Clearly, tech survived its downturn and is still an extremely profitable area for investment. Although the rush to invest in anything and everything was misguided, the industry’s potential to make money for investors was and is real. Just as it is with ICOs. So while the early heyday of ICOs might be over, what we should expect next is not the death of ICOs but the emergence of a more mature, less volatile market.
2. Startups are getting their act together
The potential to make millions quickly without giving up equity had a lot of startups turning to ICOs for fundraising. Unfortunately, the relatively easy money and the lack of regulations also brought in the scammers and the inexperienced entrepreneurs. It’s not an exaggeration to say that, for the most part, a decent white paper and a nice looking website was enough to earn a company significant money in investments.
From here on out, startups will probably have a much harder time getting investors–and that’s a good thing. Projects will have to do more to prove their value, meaning the good ones will stand out, and the scams will be easier to spot.
3. Investors are getting wiser
Startups won’t be the only ones putting in more work in the new ICO market. Investors are going to be a lot more cautious to avoid getting burned. They’ll demand more than marketing and half-baked white papers before they part with their money.
This due diligence will mean less success for the scams and the weaker projects. This, combined with the increased pressure on startups to prove their worth, will eventually result in a market that is far less volatile. Making millions in minutes might be harder in 2019, but the end result will be a more mature market with built-in self-regulation.

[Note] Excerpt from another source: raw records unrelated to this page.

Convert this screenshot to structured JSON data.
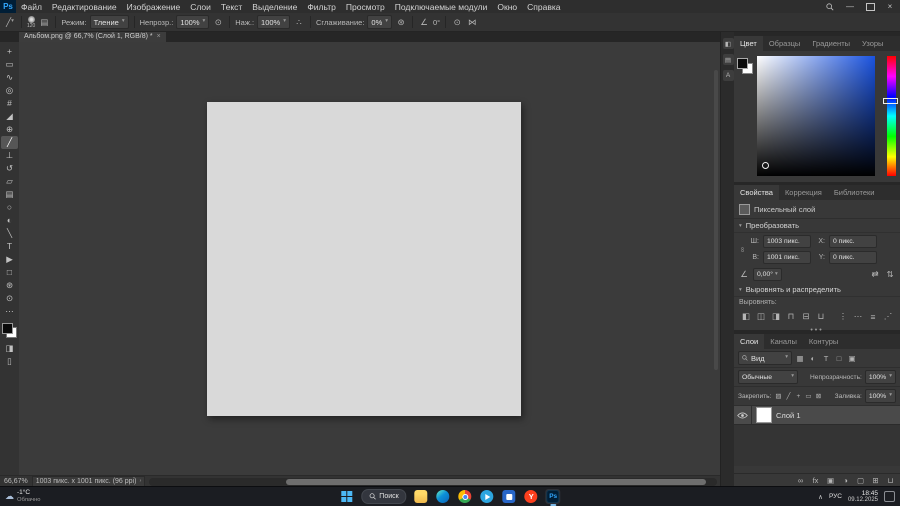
{
  "glyphs": {
    "caret": "▾",
    "section": "▾",
    "close": "×",
    "minimize": "—",
    "chain": "∞",
    "angle_icon": "∠",
    "flip_h": "⇄",
    "flip_v": "⇅",
    "more": "•••",
    "pressure": "⊙",
    "airbrush": "∴",
    "gear": "⊛",
    "symmetry": "⋈",
    "cloud": "☁",
    "tray_chevron": "∧",
    "info_caret": "›"
  },
  "menubar": {
    "logo": "Ps",
    "items": [
      "Файл",
      "Редактирование",
      "Изображение",
      "Слои",
      "Текст",
      "Выделение",
      "Фильтр",
      "Просмотр",
      "Подключаемые модули",
      "Окно",
      "Справка"
    ]
  },
  "optionsbar": {
    "tool_preset_glyph": "╱",
    "brush_size": "120",
    "brush_panel_glyph": "▤",
    "mode_label": "Режим:",
    "mode_value": "Тление",
    "opacity_label": "Непрозр.:",
    "opacity_value": "100%",
    "flow_label": "Наж.:",
    "flow_value": "100%",
    "smoothing_label": "Сглаживание:",
    "smoothing_value": "0%",
    "angle_value": "0°"
  },
  "document_tab": {
    "title": "Альбом.png @ 66,7% (Слой 1, RGB/8) *"
  },
  "toolbar": {
    "tools_top": [
      {
        "name": "move",
        "glyph": "+"
      },
      {
        "name": "marquee",
        "glyph": "▭"
      },
      {
        "name": "lasso",
        "glyph": "∿"
      },
      {
        "name": "object-selection",
        "glyph": "◎"
      },
      {
        "name": "crop",
        "glyph": "#"
      },
      {
        "name": "eyedropper",
        "glyph": "◢"
      },
      {
        "name": "healing-brush",
        "glyph": "⊕"
      },
      {
        "name": "brush",
        "glyph": "╱",
        "selected": true
      },
      {
        "name": "clone-stamp",
        "glyph": "⊥"
      },
      {
        "name": "history-brush",
        "glyph": "↺"
      },
      {
        "name": "eraser",
        "glyph": "▱"
      },
      {
        "name": "gradient",
        "glyph": "▤"
      },
      {
        "name": "blur",
        "glyph": "○"
      },
      {
        "name": "dodge",
        "glyph": "◐"
      },
      {
        "name": "pen",
        "glyph": "╲"
      },
      {
        "name": "type",
        "glyph": "T"
      },
      {
        "name": "path-selection",
        "glyph": "▶"
      },
      {
        "name": "shape",
        "glyph": "□"
      },
      {
        "name": "hand",
        "glyph": "⊛"
      },
      {
        "name": "zoom",
        "glyph": "⊙"
      },
      {
        "name": "edit-toolbar",
        "glyph": "⋯"
      }
    ],
    "tools_bottom": [
      {
        "name": "quick-mask",
        "glyph": "◨"
      },
      {
        "name": "screen-mode",
        "glyph": "▯"
      }
    ]
  },
  "collapsed_panels": [
    {
      "name": "collapsed-panel-1",
      "glyph": "◧"
    },
    {
      "name": "collapsed-panel-2",
      "glyph": "▤"
    },
    {
      "name": "collapsed-panel-character",
      "glyph": "A"
    }
  ],
  "color_panel": {
    "tabs": [
      {
        "label": "Цвет",
        "active": true
      },
      {
        "label": "Образцы"
      },
      {
        "label": "Градиенты"
      },
      {
        "label": "Узоры"
      }
    ]
  },
  "properties_panel": {
    "tabs": [
      {
        "label": "Свойства",
        "active": true
      },
      {
        "label": "Коррекция"
      },
      {
        "label": "Библиотеки"
      }
    ],
    "layer_type": "Пиксельный слой",
    "transform_title": "Преобразовать",
    "w_label": "Ш:",
    "w": "1003 пикс.",
    "h_label": "В:",
    "h": "1001 пикс.",
    "x_label": "X:",
    "x": "0 пикс.",
    "y_label": "Y:",
    "y": "0 пикс.",
    "angle": "0,00°",
    "align_title": "Выровнять и распределить",
    "align_label": "Выровнять:",
    "align_icons": [
      {
        "name": "align-left",
        "glyph": "◧"
      },
      {
        "name": "align-center-h",
        "glyph": "◫"
      },
      {
        "name": "align-right",
        "glyph": "◨"
      },
      {
        "name": "align-top",
        "glyph": "⊓"
      },
      {
        "name": "align-center-v",
        "glyph": "⊟"
      },
      {
        "name": "align-bottom",
        "glyph": "⊔"
      }
    ],
    "distribute_icons": [
      {
        "name": "distribute-1",
        "glyph": "⋮"
      },
      {
        "name": "distribute-2",
        "glyph": "⋯"
      },
      {
        "name": "distribute-3",
        "glyph": "≡"
      },
      {
        "name": "distribute-4",
        "glyph": "⋰"
      }
    ]
  },
  "layers_panel": {
    "tabs": [
      {
        "label": "Слои",
        "active": true
      },
      {
        "label": "Каналы"
      },
      {
        "label": "Контуры"
      }
    ],
    "filter_label": "Вид",
    "filter_icons": [
      {
        "name": "filter-pixel-layers",
        "glyph": "▦"
      },
      {
        "name": "filter-adjustment-layers",
        "glyph": "◐"
      },
      {
        "name": "filter-type-layers",
        "glyph": "T"
      },
      {
        "name": "filter-shape-layers",
        "glyph": "□"
      },
      {
        "name": "filter-smart-objects",
        "glyph": "▣"
      }
    ],
    "blend_mode": "Обычные",
    "opacity_label": "Непрозрачность:",
    "opacity_value": "100%",
    "lock_label": "Закрепить:",
    "lock_icons": [
      {
        "name": "lock-transparency",
        "glyph": "▨"
      },
      {
        "name": "lock-paint",
        "glyph": "╱"
      },
      {
        "name": "lock-position",
        "glyph": "+"
      },
      {
        "name": "lock-artboard",
        "glyph": "▭"
      },
      {
        "name": "lock-all",
        "glyph": "⊠"
      }
    ],
    "fill_label": "Заливка:",
    "fill_value": "100%",
    "layers": [
      {
        "name": "Слой 1"
      }
    ],
    "footer_icons": [
      {
        "name": "link-layers",
        "glyph": "∞"
      },
      {
        "name": "layer-effects",
        "glyph": "fx"
      },
      {
        "name": "layer-mask",
        "glyph": "▣"
      },
      {
        "name": "adjustment-layer",
        "glyph": "◑"
      },
      {
        "name": "layer-group",
        "glyph": "▢"
      },
      {
        "name": "new-layer",
        "glyph": "⊞"
      },
      {
        "name": "delete-layer",
        "glyph": "⊔"
      }
    ]
  },
  "statusbar": {
    "zoom": "66,67%",
    "doc_info": "1003 пикс. x 1001 пикс. (96 ppi)"
  },
  "taskbar": {
    "weather_temp": "-1°C",
    "weather_desc": "Облачно",
    "search_label": "Поиск",
    "yandex_letter": "Y",
    "ps_label": "Ps",
    "lang": "РУС",
    "time": "18:45",
    "date": "09.12.2025"
  }
}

4. STOs are changing the game
One trend to watch in 2019 is the rise of security tokens offering or STOs. They’ve stirred excitement recently for their potential to solve some of the problems that come with the ICO market. Security tokens are different from other tokens in that they’re backed by tangible assets like real estate. Another huge difference? They’re regulated. Because they function as securities, they’ll face the same kind of regulations and laws as traditional securities.
While this might be a turn-off for some cryptoinvestors, the increased regulation of security tokens means less risk and will likely attract new investors who were previously too hesitant to touch cryptocurrency. Overall, we can expect that security tokens will help increase the overall reputation of the ICO market.
5. People are still investing
There’s no denying that numbers are way, way down from where they stood in early 2018. But even now, some new ICOs are still securing millions in funding in a single month. With startups doing more to show their value and investors making more careful decisions, a higher percentage of these investments will be profitable, which will slowly begin to repair the reputation of the ICO market.
As long as some people are still investing, the ICO market will continue to mature and refine itself, eventually regaining the trust and interest of a larger pool of investors.
Ultimately, no type of investment can live up to the hype that surrounded ICOs in 2017 and early 2018. Some kind of downturn was inevitable. Now, the natural self-regulation that arises out of a crash like this will help the ICO market regain its reputation and grow into a less volatile investing arena. As the market responds to demand for more secure investments, we’ll likely see the growth of STOs and other similar solutions.
The ICO is changing, and the market may never look quite the same again. But it’s far from dead.